JOUR 3776 - Mass Communication Law
Credits: 3.0 [max 3.0]
Course Equivalencies: 01768 - Jour 3776/Jour 3776H
Grading Basis: A-F only
Typically offered: Every Fall & Spring
The First Amendment protects the freedom of speech, and of the press. Does that mean that journalists can write anything they want, broadcast any video images they choose, or go wherever they like in order to gather news? In this course, we will examine significant court decisions that have defined the legal rights and privileges of journalists.
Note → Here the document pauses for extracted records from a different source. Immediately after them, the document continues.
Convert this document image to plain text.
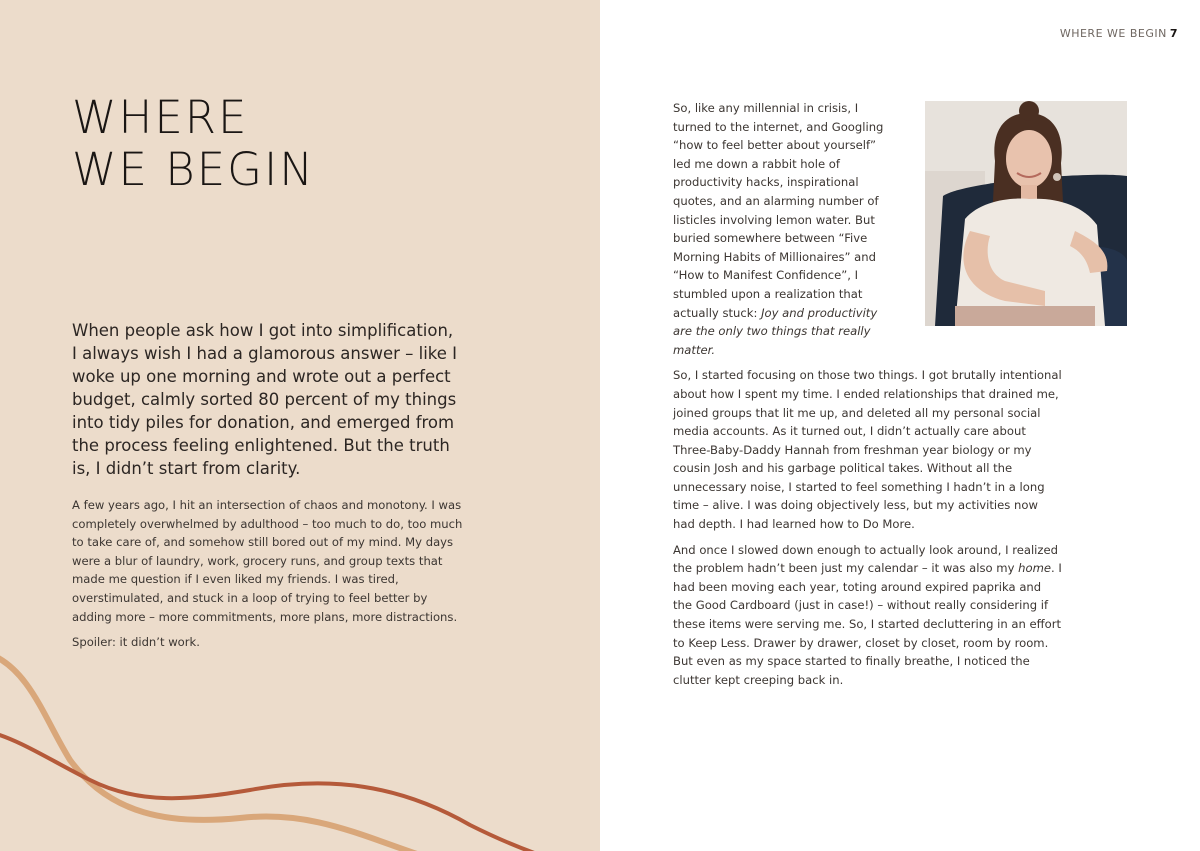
WHERE
WE BEGIN

When people ask how I got into simplification, I always wish I had a glamorous answer – like I woke up one morning and wrote out a perfect budget, calmly sorted 80 percent of my things into tidy piles for donation, and emerged from the process feeling enlightened. But the truth is, I didn’t start from clarity.

A few years ago, I hit an intersection of chaos and monotony. I was completely overwhelmed by adulthood – too much to do, too much to take care of, and somehow still bored out of my mind. My days were a blur of laundry, work, grocery runs, and group texts that made me question if I even liked my friends. I was tired, overstimulated, and stuck in a loop of trying to feel better by adding more – more commitments, more plans, more distractions.

Spoiler: it didn’t work.

WHERE WE BEGIN 7

So, like any millennial in crisis, I turned to the internet, and Googling “how to feel better about yourself” led me down a rabbit hole of productivity hacks, inspirational quotes, and an alarming number of listicles involving lemon water. But buried somewhere between “Five Morning Habits of Millionaires” and “How to Manifest Confidence”, I stumbled upon a realization that actually stuck: Joy and productivity are the only two things that really matter.

So, I started focusing on those two things. I got brutally intentional about how I spent my time. I ended relationships that drained me, joined groups that lit me up, and deleted all my personal social media accounts. As it turned out, I didn’t actually care about Three-Baby-Daddy Hannah from freshman year biology or my cousin Josh and his garbage political takes. Without all the unnecessary noise, I started to feel something I hadn’t in a long time – alive. I was doing objectively less, but my activities now had depth. I had learned how to Do More.

And once I slowed down enough to actually look around, I realized the problem hadn’t been just my calendar – it was also my home. I had been moving each year, toting around expired paprika and the Good Cardboard (just in case!) – without really considering if these items were serving me. So, I started decluttering in an effort to Keep Less. Drawer by drawer, closet by closet, room by room. But even as my space started to finally breathe, I noticed the clutter kept creeping back in.
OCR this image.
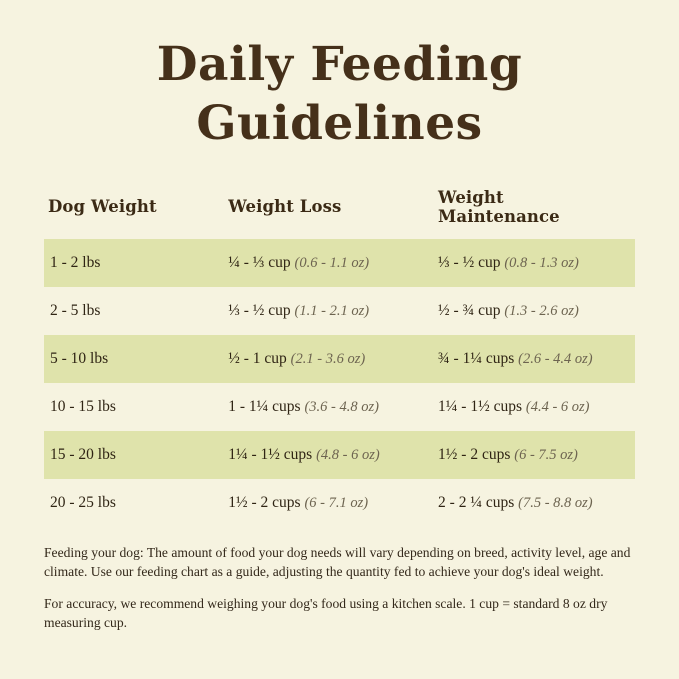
Daily Feeding
Guidelines
Dog Weight	Weight Loss	Weight Maintenance
1 - 2 lbs	¼ - ⅓ cup (0.6 - 1.1 oz)	⅓ - ½ cup (0.8 - 1.3 oz)
2 - 5 lbs	⅓ - ½ cup (1.1 - 2.1 oz)	½ - ¾ cup (1.3 - 2.6 oz)
5 - 10 lbs	½ - 1 cup (2.1 - 3.6 oz)	¾ - 1¼ cups (2.6 - 4.4 oz)
10 - 15 lbs	1 - 1¼ cups (3.6 - 4.8 oz)	1¼ - 1½ cups (4.4 - 6 oz)
15 - 20 lbs	1¼ - 1½ cups (4.8 - 6 oz)	1½ - 2 cups (6 - 7.5 oz)
20 - 25 lbs	1½ - 2 cups (6 - 7.1 oz)	2 - 2 ¼ cups (7.5 - 8.8 oz)

Feeding your dog: The amount of food your dog needs will vary depending on breed, activity level, age and climate. Use our feeding chart as a guide, adjusting the quantity fed to achieve your dog's ideal weight.

For accuracy, we recommend weighing your dog's food using a kitchen scale. 1 cup = standard 8 oz dry measuring cup.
We will look at statutes like the Freedom of Information Act and journalist 'shield laws.' We will consider how new technology raises questions, and challenges, about how to balance First Amendment freedoms with other interests, like privacy and national security. Learn legal rules and principles, and apply them in classroom debate and discussion and in written exercises and examinations. The goal is to understand how the First Amendment and other laws protect the rights of freedom of expression, not just for journalists, but for all of us.